Cardiovascular diseases (CVD) remain the leading cause of morbidity and mortality worldwide, accounting for an estimated 17.9 million deaths annually. Among the multiple risk factors for CVD, elevated lipoprotein(a) [Lp(a)] has emerged as a genetically determined and independent contributor to atherosclerosis, coronary artery disease, and thrombotic events. Structurally, Lp(a) consists of an LDL-like particle covalently linked to apolipoprotein(a) [apo(a)], which confers prothrombotic and pro-inflammatory properties. Elevated Lp(a) promotes plaque formation, arterial stiffness, and endothelial dysfunction, thereby accelerating the progression of atherosclerotic cardiovascular disease. Genetic studies indicate that Lp(a) concentrations are largely inherited, with limited modulation by lifestyle factors or diet. Conventional lipid-lowering therapies, including statins, ezetimibe, and PCSK9 inhibitors, primarily target LDL-cholesterol but have shown minimal efficacy in lowering Lp(a) levels.

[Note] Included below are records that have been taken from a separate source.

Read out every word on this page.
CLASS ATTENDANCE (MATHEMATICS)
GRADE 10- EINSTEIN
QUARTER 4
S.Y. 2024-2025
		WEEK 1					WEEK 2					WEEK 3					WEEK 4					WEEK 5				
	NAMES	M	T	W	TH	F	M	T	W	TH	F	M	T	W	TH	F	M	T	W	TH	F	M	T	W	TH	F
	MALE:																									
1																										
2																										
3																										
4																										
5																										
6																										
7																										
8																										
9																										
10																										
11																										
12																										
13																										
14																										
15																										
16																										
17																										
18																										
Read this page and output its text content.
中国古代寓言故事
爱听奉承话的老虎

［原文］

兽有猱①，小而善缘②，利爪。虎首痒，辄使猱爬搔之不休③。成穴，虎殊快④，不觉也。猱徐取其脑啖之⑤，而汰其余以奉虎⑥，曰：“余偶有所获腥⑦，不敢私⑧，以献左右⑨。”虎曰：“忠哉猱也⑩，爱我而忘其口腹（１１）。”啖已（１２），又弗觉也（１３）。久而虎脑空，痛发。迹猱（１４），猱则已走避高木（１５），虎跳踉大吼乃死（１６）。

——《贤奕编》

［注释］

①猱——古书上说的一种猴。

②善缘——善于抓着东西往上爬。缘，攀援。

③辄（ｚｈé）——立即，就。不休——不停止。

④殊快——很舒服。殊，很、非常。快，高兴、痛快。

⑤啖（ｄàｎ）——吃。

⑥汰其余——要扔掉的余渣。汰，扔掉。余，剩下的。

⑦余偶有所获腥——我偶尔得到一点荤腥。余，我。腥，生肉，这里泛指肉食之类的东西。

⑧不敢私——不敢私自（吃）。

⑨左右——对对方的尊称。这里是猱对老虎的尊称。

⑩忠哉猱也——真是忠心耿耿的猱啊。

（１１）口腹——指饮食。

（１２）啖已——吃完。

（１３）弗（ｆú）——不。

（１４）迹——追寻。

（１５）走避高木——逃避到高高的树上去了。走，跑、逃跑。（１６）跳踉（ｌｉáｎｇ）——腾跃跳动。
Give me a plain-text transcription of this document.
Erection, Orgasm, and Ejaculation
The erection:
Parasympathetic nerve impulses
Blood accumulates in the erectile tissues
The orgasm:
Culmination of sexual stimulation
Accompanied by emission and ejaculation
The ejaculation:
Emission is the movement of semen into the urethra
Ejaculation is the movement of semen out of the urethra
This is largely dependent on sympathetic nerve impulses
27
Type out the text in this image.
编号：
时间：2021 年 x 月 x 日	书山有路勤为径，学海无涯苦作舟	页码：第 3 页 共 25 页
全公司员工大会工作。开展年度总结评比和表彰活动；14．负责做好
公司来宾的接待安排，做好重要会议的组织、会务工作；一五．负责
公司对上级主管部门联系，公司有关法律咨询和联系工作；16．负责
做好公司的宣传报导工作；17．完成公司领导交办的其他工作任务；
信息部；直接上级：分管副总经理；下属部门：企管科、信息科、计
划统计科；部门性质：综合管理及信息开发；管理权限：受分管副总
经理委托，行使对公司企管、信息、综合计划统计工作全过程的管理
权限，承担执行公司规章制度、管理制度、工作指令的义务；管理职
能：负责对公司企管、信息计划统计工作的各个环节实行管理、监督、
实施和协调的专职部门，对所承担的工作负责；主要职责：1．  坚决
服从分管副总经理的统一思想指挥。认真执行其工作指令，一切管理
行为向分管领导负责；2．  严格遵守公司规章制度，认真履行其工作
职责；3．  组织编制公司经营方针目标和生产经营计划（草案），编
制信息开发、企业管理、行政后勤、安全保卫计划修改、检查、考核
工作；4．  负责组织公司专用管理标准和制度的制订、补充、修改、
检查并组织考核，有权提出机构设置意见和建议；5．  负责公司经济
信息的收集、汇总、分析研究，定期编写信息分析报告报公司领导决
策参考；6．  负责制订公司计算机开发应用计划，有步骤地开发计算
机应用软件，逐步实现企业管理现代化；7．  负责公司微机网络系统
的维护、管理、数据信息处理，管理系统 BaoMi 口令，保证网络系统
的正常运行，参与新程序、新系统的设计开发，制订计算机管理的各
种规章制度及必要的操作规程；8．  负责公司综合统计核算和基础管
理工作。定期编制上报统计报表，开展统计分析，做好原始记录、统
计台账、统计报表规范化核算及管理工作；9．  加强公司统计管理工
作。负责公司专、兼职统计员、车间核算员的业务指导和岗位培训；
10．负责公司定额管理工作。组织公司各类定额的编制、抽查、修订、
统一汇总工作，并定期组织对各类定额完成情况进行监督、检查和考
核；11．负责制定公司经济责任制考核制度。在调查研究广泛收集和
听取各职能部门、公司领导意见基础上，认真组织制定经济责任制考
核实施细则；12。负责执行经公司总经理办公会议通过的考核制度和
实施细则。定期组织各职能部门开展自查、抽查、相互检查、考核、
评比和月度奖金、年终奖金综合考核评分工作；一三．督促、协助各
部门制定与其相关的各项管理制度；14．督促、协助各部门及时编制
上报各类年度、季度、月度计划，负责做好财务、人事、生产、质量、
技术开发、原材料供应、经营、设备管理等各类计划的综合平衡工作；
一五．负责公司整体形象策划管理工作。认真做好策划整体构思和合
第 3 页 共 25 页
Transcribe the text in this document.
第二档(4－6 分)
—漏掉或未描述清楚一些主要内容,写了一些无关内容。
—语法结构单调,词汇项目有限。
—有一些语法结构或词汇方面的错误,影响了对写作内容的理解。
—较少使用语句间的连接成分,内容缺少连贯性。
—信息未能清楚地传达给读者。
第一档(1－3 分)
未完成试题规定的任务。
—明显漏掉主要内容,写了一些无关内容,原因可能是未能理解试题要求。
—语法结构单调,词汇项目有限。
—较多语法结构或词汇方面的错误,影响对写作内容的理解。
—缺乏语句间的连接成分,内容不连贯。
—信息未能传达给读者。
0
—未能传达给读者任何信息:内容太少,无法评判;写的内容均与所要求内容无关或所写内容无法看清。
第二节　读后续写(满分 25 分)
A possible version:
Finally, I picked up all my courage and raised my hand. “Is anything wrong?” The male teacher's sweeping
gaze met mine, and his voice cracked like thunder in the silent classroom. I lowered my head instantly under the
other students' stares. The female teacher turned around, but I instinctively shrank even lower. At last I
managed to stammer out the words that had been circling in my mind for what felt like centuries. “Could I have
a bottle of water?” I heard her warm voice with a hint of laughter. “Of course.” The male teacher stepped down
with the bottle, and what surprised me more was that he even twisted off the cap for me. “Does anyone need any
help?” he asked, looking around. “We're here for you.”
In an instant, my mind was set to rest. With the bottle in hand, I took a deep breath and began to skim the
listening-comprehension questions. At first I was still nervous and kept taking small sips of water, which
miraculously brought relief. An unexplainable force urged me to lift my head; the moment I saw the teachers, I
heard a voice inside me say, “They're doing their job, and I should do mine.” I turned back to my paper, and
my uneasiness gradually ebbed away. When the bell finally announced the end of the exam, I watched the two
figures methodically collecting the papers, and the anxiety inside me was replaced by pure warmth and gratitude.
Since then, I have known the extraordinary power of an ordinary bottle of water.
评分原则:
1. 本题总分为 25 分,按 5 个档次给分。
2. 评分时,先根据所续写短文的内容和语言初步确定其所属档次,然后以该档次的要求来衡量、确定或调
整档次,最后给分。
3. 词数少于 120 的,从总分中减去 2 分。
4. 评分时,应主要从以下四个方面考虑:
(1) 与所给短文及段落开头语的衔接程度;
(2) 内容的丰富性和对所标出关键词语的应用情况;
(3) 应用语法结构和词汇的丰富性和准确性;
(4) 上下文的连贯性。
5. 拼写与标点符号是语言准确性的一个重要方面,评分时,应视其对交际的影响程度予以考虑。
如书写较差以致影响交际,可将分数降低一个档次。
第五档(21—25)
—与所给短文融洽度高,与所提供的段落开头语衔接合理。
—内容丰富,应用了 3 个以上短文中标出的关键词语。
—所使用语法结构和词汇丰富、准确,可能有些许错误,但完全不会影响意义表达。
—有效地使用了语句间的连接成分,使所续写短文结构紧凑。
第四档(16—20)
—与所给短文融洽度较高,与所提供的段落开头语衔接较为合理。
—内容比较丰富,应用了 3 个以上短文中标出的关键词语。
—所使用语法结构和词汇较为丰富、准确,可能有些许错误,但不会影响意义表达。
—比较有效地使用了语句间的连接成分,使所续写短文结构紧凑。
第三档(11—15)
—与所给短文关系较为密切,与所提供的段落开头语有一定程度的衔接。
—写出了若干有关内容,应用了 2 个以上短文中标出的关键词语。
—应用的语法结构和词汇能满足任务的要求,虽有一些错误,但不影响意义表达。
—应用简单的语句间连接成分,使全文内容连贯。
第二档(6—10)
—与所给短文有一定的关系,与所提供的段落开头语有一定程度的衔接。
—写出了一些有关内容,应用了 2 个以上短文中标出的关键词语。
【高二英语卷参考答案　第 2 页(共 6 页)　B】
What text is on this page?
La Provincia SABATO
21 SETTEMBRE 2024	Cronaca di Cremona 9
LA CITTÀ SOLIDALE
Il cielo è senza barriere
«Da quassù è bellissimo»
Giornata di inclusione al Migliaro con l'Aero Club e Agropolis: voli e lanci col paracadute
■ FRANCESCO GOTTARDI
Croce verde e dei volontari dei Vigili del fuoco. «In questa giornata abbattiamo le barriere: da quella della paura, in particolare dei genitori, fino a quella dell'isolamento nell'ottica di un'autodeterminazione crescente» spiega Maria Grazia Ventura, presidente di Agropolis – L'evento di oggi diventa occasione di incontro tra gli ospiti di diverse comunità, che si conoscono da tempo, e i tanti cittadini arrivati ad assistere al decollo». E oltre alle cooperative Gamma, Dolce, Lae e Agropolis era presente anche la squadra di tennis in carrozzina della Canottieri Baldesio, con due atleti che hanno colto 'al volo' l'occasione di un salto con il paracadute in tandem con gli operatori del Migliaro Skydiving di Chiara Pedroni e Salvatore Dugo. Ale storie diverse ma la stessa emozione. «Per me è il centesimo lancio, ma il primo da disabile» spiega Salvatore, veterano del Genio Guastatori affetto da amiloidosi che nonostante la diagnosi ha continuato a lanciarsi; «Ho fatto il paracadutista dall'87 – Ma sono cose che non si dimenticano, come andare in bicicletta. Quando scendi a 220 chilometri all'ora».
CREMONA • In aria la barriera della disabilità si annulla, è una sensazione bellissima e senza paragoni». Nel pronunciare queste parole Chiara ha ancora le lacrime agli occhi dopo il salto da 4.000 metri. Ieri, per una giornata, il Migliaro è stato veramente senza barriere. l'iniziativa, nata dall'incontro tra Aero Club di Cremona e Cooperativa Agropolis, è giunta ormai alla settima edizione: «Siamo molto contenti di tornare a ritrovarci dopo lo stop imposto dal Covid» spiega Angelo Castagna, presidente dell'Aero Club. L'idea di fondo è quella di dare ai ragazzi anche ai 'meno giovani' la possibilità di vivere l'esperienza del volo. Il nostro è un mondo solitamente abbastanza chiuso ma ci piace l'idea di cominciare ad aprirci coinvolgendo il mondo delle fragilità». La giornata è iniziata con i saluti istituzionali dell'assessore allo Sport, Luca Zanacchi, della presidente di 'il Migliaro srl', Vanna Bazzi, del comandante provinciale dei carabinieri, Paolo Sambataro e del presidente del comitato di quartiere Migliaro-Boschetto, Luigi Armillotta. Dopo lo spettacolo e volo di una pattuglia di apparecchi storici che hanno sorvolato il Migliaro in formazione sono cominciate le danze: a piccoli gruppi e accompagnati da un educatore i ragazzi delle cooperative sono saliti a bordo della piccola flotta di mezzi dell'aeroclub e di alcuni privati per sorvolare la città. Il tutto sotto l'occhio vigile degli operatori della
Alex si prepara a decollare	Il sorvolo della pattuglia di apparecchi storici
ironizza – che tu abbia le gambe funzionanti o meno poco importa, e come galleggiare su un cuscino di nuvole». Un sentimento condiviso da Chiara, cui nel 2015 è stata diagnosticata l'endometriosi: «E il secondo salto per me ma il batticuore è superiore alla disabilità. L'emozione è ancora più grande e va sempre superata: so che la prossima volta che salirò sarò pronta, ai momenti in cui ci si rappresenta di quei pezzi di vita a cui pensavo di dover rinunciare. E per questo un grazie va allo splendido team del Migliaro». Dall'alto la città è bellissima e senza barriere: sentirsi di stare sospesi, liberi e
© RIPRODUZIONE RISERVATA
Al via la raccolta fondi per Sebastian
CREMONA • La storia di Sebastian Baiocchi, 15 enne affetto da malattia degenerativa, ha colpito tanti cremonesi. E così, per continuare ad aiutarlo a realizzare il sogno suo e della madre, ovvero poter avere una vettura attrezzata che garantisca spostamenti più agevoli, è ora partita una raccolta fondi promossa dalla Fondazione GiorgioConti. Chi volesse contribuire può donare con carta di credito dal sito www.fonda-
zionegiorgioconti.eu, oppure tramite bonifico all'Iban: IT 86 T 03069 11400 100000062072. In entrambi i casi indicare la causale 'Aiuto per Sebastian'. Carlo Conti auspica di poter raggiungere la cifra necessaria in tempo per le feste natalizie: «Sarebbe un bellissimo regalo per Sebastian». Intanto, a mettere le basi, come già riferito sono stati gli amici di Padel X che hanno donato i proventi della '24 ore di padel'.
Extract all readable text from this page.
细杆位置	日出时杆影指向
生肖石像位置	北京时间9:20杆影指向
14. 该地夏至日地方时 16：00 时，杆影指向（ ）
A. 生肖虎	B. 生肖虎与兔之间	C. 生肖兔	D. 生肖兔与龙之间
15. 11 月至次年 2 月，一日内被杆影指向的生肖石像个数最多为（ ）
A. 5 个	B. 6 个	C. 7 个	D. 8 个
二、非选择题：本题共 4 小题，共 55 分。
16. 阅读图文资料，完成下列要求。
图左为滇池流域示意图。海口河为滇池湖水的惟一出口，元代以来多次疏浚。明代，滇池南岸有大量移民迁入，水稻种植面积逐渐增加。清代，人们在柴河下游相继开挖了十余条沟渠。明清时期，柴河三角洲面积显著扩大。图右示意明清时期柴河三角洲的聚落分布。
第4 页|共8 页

This creates a therapeutic gap for patients with persistently elevated Lp(a), who remain at high residual cardiovascular risk despite optimized standard care. Recent advances in RNA interference (RNAi) therapeutics offer a novel strategy to address this unmet need. RNAi allows selective gene silencing at the mRNA level, effectively reducing the production of pathogenic proteins with high specificity. Lepodisiran, a GalNAc-conjugated small interfering RNA (siRNA), exploits this mechanism to selectively target the hepatic LPA gene, which encodes apolipoprotein(a). By inhibiting apo(a) synthesis, Lepodisiran significantly reduces circulating Lp(a) concentrations, providing a durable and targeted approach to cardiovascular risk reduction. Early clinical trials demonstrate that Lepodisiran administration leads to up to 80% reductions in plasma Lp(a), with favorable safety and tolerability profiles. This gene-targeted therapy represents a paradigm shift in CVD management, offering a precision medicine approach for patients with genetically elevated Lp(a) who are unresponsive to conventional therapies. In addition, Lepodisiran may complement existing lipid-lowering treatments, potentially further reducing the incidence of major adverse cardiovascular events (MACE). Overall, RNAi-based Lp(a) reduction represents a promising intervention to fill a critical therapeutic gap, highlighting the evolving role of gene-silencing strategies in modern cardiology and personalized medicine.